At the University of Chicago, the Institute of Molecular Engineering researches energy, information technology, immunology and more.
Breakthroughs in research occur every day at Illinois colleges and universities, and the University of Chicago has established a specific institute to tackle the tiniest research imaginable.
University of Chicago president Robert Zimmer wanted to combine science, innovation and engineering in one center, so the Institute of Molecular Engineering was established in 2011 and will eventually recruit a total of 25 top researchers from around the United States. As of January 2014, nine researchers have been hired at IME.

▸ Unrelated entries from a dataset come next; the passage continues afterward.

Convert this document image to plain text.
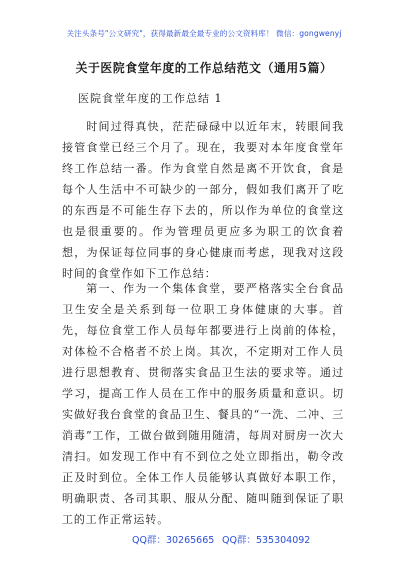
关注头条号"公文研究"，获得最新最全最专业的公文资料库！ 微信：gongwenyj
关于医院食堂年度的工作总结范文（通用5篇）
医院食堂年度的工作总结 1

时间过得真快，茫茫碌碌中以近年末，转眼间我接管食堂已经三个月了。现在，我要对本年度食堂年终工作总结一番。作为食堂自然是离不开饮食，食是每个人生活中不可缺少的一部分，假如我们离开了吃的东西是不可能生存下去的，所以作为单位的食堂这也是很重要的。作为管理员更应多为职工的饮食着想，为保证每位同事的身心健康而考虑，现我对这段时间的食堂作如下工作总结：

第一、作为一个集体食堂，要严格落实全台食品卫生安全是关系到每一位职工身体健康的大事。首先，每位食堂工作人员每年都要进行上岗前的体检，对体检不合格者不於上岗。其次，不定期对工作人员进行思想教育、贯彻落实食品卫生法的要求等。通过学习，提高工作人员在工作中的服务质量和意识。切实做好我台食堂的食品卫生、餐具的“一洗、二冲、三消毒”工作，工做台做到随用随清，每周对厨房一次大清扫。如发现工作中有不到位之处立即指出，勒令改正及时到位。全体工作人员能够认真做好本职工作，明确职责、各司其职、服从分配、随叫随到保证了职工的工作正常运转。

QQ群：30265665 QQ群：535304092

“We know there are many good engineering research programs around the country in sectors such as civil, chemical, electrical and mechanical, but we wanted to go unconventional to establish our research at the smallest level possible – the molecular level,” says Sharon Feng, Institute of Molecular Engineering executive director. “Instead of building bridges and water towers, we provide research toward making membranes for damaged corneas in the human eye, and vaccines that target specific diseases.”
IME researchers are concentrating their efforts on five specific areas of study: Energy storage and harvesting to develop better batteries, immune-engineering and cancer, molecular engineering of water resources, quantum information and technology that could lead to “unhackable” communications, and an endeavor called arts, sciences and technology.
“Arts, science and technology involves a theater laboratory where communications skills are being taught to researchers, so they won’t sound so nerdy when conveying their amazing innovations on stage to the media or the nonscientific world,” Feng says. “Bottom line is that IME is putting together top molecular research teams that are tackling big challenges that will make the world better.”